Aujourd'hui, selon la revue Ebony, deux disques sur dix de vendus aux États-Unis sont du hip-hop, et 80 % des acheteurs sont de race blanche.

D'après Fab 5 Freddy, si le hip-hop a du succès, c'est parce que sa musique est contagieuse, parce qu'il permet aux gens de s'exprimer d'une façon positive, dynamique et qu'il éveille les consciences. « Le hip-hop s'adresse à tous les gens qui sont aux écoutes », dit-il.

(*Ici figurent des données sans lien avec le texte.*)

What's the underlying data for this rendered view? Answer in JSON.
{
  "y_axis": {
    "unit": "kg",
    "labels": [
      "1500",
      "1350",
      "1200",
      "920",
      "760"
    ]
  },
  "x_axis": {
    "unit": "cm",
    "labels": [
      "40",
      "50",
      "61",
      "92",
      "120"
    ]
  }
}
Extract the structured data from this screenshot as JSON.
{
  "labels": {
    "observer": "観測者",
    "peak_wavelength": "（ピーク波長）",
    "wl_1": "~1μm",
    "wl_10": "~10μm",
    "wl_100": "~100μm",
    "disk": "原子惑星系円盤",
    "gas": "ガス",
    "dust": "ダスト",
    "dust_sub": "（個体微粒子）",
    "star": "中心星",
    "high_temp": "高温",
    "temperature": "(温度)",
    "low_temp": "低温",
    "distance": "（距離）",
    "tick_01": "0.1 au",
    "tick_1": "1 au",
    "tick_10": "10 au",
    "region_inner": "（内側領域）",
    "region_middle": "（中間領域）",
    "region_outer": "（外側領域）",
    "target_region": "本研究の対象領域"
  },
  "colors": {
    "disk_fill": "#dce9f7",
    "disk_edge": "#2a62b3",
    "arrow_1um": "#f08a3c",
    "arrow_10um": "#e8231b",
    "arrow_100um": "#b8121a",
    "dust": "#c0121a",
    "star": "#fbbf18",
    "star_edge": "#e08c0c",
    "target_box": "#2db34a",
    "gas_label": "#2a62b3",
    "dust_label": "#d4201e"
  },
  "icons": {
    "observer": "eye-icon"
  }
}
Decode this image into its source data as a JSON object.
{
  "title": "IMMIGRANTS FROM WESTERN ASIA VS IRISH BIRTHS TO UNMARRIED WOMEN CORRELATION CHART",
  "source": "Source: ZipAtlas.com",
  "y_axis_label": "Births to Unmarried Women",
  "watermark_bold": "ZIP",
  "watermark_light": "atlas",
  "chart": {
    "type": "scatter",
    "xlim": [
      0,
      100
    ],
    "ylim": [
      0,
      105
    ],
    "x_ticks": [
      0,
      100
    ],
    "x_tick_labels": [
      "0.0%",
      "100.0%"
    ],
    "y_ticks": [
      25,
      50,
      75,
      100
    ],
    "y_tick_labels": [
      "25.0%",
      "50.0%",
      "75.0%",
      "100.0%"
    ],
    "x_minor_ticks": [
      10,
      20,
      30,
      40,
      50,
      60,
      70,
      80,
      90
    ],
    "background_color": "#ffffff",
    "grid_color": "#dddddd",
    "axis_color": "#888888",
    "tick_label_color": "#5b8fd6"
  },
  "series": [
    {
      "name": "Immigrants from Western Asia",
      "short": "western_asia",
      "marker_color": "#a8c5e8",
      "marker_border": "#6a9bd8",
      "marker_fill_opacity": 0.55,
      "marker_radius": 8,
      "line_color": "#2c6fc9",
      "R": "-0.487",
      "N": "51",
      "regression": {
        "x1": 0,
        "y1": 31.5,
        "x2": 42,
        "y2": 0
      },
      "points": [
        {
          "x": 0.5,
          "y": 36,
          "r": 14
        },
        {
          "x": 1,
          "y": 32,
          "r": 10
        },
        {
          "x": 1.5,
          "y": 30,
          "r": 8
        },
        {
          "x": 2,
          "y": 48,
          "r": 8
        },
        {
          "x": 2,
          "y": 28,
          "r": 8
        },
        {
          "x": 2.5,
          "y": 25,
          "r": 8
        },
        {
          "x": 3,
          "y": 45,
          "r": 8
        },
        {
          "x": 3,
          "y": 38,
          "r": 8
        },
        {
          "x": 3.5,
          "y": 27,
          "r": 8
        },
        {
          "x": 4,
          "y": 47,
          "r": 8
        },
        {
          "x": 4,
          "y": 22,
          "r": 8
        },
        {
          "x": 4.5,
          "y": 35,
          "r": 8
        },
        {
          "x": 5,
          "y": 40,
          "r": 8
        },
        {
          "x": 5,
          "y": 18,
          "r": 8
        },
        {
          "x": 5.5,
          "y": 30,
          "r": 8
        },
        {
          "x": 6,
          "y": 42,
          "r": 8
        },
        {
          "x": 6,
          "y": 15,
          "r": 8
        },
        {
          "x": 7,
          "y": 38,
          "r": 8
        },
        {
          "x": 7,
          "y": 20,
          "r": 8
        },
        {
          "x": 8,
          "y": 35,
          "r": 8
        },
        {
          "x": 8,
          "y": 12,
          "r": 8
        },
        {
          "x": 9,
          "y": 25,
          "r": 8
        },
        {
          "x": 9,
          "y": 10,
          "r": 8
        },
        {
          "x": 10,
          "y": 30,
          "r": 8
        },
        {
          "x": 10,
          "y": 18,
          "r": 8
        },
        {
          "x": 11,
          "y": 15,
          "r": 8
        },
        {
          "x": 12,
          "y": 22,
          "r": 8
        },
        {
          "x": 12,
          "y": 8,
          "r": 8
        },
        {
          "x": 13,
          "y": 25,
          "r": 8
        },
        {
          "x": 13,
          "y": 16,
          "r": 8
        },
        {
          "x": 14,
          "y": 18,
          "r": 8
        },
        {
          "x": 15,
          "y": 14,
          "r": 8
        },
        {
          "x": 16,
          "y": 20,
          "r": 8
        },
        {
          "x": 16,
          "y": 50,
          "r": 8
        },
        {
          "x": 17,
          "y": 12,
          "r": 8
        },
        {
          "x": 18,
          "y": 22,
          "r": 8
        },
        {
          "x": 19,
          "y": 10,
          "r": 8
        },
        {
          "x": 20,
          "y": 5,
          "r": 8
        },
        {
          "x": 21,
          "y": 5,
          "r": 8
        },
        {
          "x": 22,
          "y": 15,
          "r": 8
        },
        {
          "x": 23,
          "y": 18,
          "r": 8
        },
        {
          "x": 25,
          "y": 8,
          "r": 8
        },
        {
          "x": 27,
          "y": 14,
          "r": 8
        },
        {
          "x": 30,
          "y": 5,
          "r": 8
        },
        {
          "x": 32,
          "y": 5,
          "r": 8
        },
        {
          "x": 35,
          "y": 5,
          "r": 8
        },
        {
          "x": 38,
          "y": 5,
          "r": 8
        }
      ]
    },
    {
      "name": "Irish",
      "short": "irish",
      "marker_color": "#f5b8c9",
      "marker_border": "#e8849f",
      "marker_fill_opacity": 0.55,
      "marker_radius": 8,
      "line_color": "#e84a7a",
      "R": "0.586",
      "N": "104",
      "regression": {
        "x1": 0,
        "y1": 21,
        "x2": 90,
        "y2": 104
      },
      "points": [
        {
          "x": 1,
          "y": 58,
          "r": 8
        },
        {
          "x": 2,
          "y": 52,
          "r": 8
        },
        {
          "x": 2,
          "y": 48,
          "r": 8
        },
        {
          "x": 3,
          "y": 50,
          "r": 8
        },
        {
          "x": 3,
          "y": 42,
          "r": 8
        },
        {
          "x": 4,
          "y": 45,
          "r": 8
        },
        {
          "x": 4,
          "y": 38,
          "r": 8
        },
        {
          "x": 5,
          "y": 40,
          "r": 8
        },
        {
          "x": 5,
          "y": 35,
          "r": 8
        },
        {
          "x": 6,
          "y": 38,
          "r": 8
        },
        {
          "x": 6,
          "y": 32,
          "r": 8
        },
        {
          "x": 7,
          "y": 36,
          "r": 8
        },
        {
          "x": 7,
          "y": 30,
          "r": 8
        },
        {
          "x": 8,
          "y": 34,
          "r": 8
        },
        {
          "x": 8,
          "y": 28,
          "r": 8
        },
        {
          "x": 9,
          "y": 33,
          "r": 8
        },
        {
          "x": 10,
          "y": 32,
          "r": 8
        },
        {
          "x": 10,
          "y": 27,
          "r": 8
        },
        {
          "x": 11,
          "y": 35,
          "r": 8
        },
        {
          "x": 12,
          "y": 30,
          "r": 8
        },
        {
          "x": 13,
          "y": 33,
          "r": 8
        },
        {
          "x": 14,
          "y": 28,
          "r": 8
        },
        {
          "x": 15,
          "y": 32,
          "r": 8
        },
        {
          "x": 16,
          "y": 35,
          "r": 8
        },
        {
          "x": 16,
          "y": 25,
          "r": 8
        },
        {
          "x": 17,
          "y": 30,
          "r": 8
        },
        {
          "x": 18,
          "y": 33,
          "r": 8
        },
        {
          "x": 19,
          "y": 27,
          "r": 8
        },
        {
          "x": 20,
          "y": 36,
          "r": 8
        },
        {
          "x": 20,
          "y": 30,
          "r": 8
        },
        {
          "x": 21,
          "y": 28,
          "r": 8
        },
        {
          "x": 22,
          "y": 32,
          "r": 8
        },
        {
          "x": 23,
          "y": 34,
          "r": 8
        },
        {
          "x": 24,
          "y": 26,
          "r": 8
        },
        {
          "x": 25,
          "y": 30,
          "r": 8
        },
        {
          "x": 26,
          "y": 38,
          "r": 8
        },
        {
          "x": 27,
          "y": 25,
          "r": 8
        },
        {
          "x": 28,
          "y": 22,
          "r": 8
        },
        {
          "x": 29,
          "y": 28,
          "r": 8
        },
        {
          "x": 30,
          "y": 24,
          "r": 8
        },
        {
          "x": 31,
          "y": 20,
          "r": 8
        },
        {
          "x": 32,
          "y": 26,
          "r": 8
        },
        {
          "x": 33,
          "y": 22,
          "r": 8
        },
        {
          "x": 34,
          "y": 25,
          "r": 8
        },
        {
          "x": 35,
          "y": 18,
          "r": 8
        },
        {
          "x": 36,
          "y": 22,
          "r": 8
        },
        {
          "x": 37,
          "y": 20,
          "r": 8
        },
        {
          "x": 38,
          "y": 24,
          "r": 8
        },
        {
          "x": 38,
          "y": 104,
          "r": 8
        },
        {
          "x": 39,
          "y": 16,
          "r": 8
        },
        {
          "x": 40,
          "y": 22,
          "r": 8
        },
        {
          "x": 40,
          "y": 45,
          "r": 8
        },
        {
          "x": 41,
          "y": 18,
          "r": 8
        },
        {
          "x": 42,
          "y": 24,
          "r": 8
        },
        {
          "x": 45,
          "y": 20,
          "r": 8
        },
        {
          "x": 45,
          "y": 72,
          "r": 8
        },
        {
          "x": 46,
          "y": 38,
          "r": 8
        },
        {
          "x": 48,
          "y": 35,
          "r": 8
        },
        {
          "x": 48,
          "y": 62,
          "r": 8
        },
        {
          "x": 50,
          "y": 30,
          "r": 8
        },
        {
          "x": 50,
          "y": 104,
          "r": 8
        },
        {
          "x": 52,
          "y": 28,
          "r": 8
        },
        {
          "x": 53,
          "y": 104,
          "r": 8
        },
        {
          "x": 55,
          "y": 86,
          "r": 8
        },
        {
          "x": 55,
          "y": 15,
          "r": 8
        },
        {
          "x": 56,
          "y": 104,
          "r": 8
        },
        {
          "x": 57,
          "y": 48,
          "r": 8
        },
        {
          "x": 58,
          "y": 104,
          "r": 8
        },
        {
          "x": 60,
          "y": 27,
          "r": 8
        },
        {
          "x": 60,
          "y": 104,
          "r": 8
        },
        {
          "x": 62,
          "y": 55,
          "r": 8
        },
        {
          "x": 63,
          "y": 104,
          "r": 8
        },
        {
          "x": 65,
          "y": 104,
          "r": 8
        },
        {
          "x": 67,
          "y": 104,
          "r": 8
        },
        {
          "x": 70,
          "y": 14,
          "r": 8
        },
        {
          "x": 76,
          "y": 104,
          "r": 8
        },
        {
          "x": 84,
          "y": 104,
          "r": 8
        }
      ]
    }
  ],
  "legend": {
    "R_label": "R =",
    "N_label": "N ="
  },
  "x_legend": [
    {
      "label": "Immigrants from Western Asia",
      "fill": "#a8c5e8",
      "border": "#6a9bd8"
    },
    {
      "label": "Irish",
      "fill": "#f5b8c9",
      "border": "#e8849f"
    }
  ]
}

Lorsque, en 1985, « King of Rock » de Run-D.M.C. est devenu le premier disque hip-hop de « platine » (prix a été décerné par la Recording Industry Association of America à un musicien ou artiste pour la vente d'un million de disques, CD ou cassettes), on s'est rendu compte que le hip-hop était passé de la culture urbaine afro-américaine et latino-américaine à la culture blanche, dit M. Shimmel.

Il ajoute qu'à l'heure actuelle, le hip-hop ne diffère guère de ses racines dans le South Bronx. « Toute forme musicale évolue, dit-il, principalement en raison de la vitalité de l'endroit où se trouvent les artistes et producteurs les plus novateurs. « Le hip-hop a débuté à New York et a été interprété différemment à Los Angeles. Puis le Sud y a ajouté un autre élément. Il a évolué mais n'a pas changé. »

D'éléments antisociaux à une influence de caractère général

Certes, le hip-hop a des éléments misogynes, reconnaît Mme Perez, que le musée n'a d'ailleurs pas l'intention d'exclure. Le « gangsta rap » des années 1990, dont les paroles prônaient l'usage de la drogue, la violence et les tags - forme de graffiti utilisée par les gangs pour marquer leur territoire - est un élément de la culture hip-hop qu'on ne saurait occulter, déclare Mme Perez.

« Je ne le juge pas , dit-elle, il est ce qu'il est. Dans son ensemble, le hip-hop est créatif et positif ; il se trouve que le pire du hip-hop peut également être le plus commercialisé. »

On ne peut non plus occulter le fait que le hip-hop est une façon de marcher et de parler, dit Mme Perez, et que, sur le plan musical comme sur le plan culturel, son influence est mondiale. « La technique se répand à travers les États-Unis et dans le monde entier », affirme-t-elle.